Fairy Tale Review

Fairy Tale Review

Fairy Tale Review

Fairy Tale Review

Synopsis

FAIRY TALE REVIEW (ISSN: 1556-6153) is an annual copublication of Fairy Tale Review Press and The University of Alabama Press. FAIRY TALE REVIEW is devoted to contemporary literary fairy tales and hopes to provide and elegant and innovative venue for writers working with the aesthetics and motifs of fairy tales. How can fairy tales help us to go where it is we are going, like Jean Cocteau's magical horse? We hope to discover. Please know that Fairy Tale Review is not devoted to any particular school of writing, but rather to original work that in its very own way is imbued with fairy tales.

Excerpt

At an early age, children are weaned on the marvelous, and later on they fail to retain a sufficient virginity of mind to enjoy fairy tales,” Andre Breton wrote in 1924. “There are fairy tales to be written for adults,” he continued. “Fairy tales almost blue.” Violet flowers are often described as “almost-blue,” which is how I chose this color; or almost how.

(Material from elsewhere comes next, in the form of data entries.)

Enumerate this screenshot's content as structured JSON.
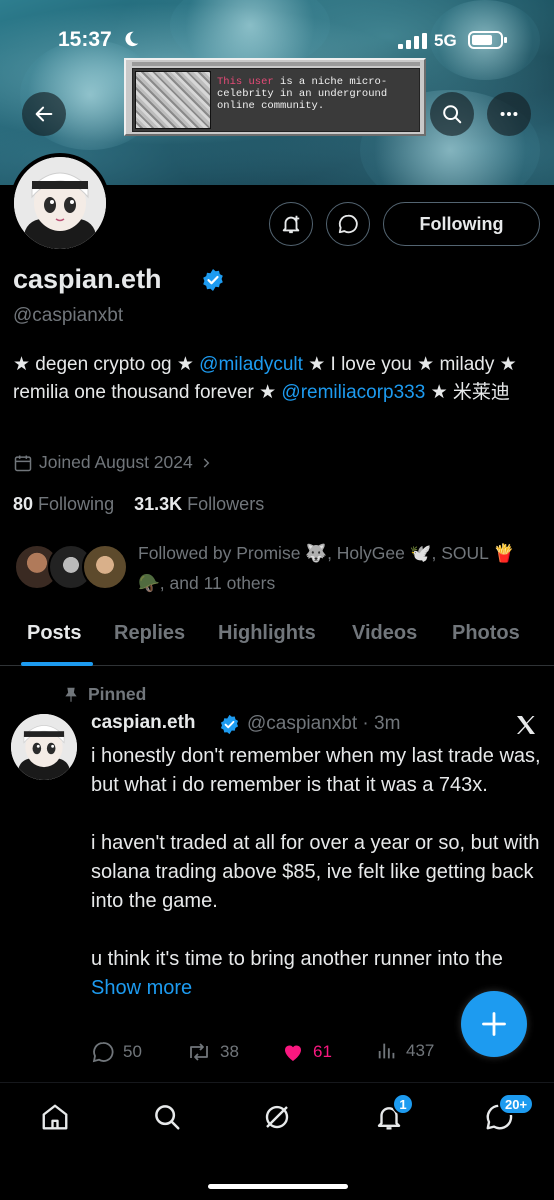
{
  "status_bar": {
    "time": "15:37",
    "network": "5G"
  },
  "popup": {
    "highlight": "This user",
    "text": " is a niche micro-celebrity in an underground online community."
  },
  "profile": {
    "display_name": "caspian.eth",
    "handle": "@caspianxbt",
    "follow_label": "Following",
    "bio": {
      "part1": "★ degen crypto og ★ ",
      "mention1": "@miladycult",
      "part2": " ★ I love you ★ milady ★ remilia one thousand forever ★ ",
      "mention2": "@remiliacorp333",
      "part3": " ★ 米莱迪"
    },
    "joined": "Joined August 2024",
    "following_count": "80",
    "following_label": "Following",
    "followers_count": "31.3K",
    "followers_label": "Followers",
    "followed_by": "Followed by Promise 🐺, HolyGee 🕊️, SOUL 🍟🪖, and 11 others"
  },
  "tabs": [
    "Posts",
    "Replies",
    "Highlights",
    "Videos",
    "Photos"
  ],
  "tweet": {
    "pinned_label": "Pinned",
    "name": "caspian.eth",
    "handle_time": "@caspianxbt · 3m",
    "body": "i honestly don't remember when my last trade was, but what i do remember is that it was a 743x.\n\ni haven't traded at all for over a year or so, but with solana trading above $85, ive felt like getting back into the game.\n\nu think it's time to bring another runner into the ",
    "show_more": "Show more",
    "replies": "50",
    "retweets": "38",
    "likes": "61",
    "views": "437"
  },
  "nav": {
    "notifications_badge": "1",
    "messages_badge": "20+"
  },
  "colors": {
    "accent": "#1d9bf0",
    "like": "#f91880",
    "muted": "#71767b"
  }
}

For a long time I was foolishly excited about writing this Editor's Note, full of happiness about The Violet Issue, the third issue of Fairy Tale Review, with its diverse contents and new voices and magical language. This is the first issue that is very happily a copublication with the University of Alabama Press. So much of this issue came as a surprise, as a gift.

But then one of my oldest friends, one of our finest poets, and one of the most ardent supporters of Fairy Tale Review, left us forever. Sarah Hannah took her own life in May, a week before her 41st birthday. This issue is dedicated to her.

Sarah was the first person to know that this issue would be violet. She and I had a long conversation about it last November. I thought the issue would be pink, I told her. Pink is the color that she and I shared a mutual obsession with, and our friendship of the past 26 years revolved very much around pink. The pink flowers we planted, the sequined pink curtains we both had on our windows (first on hers in Cambridge, then sent to mine in Tuscaloosa), the mini pink skirts we wore to Go-Go's concerts, the pink candles we burned. We wrote letters on pink paper and often printed our first drafts on pink paper too. But Sarah said not to do this issue as The Pink Issue. “Save pink for last, for when we are old,” she said with that tone of glee—a wicked glee, an excitement only she could conjure for the smallest detail, making everything wild and secret and real.